Todo parecía perfecto para la centroderecha chilena en vísperas del Bicentenario de esa nación (2010). Una coalición liberal-conservadora había ganado las elecciones presidenciales, poniendo fin a dos décadas de predominio de la centroizquierda. Recibía un país estable y con las finanzas en orden. La economía llevaba 25 años de crecimiento sostenido y reinaba el optimismo. El nuevo presidente, el multimillonario Sebastián Piñera, formó un gabinete con gente altamente calificada, casi todos doctores en las mejores universidades del mundo, y se dio el gusto de prescindir de los partidos políticos.

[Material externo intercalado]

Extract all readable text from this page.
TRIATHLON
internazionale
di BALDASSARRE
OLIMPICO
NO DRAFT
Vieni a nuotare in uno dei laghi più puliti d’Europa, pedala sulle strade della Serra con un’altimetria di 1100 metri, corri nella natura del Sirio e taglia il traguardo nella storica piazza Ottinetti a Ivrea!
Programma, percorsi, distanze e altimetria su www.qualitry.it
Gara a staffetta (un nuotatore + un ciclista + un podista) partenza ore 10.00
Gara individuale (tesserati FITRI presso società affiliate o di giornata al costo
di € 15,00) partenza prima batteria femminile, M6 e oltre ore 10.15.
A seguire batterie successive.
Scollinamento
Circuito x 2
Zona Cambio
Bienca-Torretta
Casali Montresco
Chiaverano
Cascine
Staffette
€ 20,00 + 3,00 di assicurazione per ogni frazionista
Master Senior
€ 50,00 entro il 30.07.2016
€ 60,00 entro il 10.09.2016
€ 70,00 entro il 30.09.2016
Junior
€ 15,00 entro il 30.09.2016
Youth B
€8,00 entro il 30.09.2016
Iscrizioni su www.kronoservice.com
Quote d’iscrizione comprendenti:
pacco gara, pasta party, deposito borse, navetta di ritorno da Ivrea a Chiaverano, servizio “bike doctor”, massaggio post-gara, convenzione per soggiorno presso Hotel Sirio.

Todo parecía darle la razón al Sócrates de Jenofonte, cuando sostenía que los talentos del político y del administrador eran los mismos: “No desprecies a los buenos administradores, Nicomáquides, pues el cuidado de los negocios privados sólo se diferencia del de los públicos en su número, pero en general son muy parecidos” (Jenofonte, Recuerdos de Sócrates, III, 4, 12). La economía creció más que nunca, con pleno empleo, sin inflación y con una inversión extranjera que crecía año tras año. La hazaña del rescate de 33 mineros enterrados a 700 metros bajo tierra fue una suerte de símbolo de qué podía hacer un gobierno de buenos administradores dispuestos a trabajar, como decían, 24/7 (las 24 horas de los 7 días de la semana) por el bien de su país.

 

La venganza de Aristóteles
No todos en la Antigua Grecia estuvieron de acuerdo con la idea socrática de que los talentos de un administrador y los de un político coinciden. Aristóteles dedicó una parte importante de su Política a mostrar que eso no era así. La dura realidad pronto le dio la razón en el caso chileno.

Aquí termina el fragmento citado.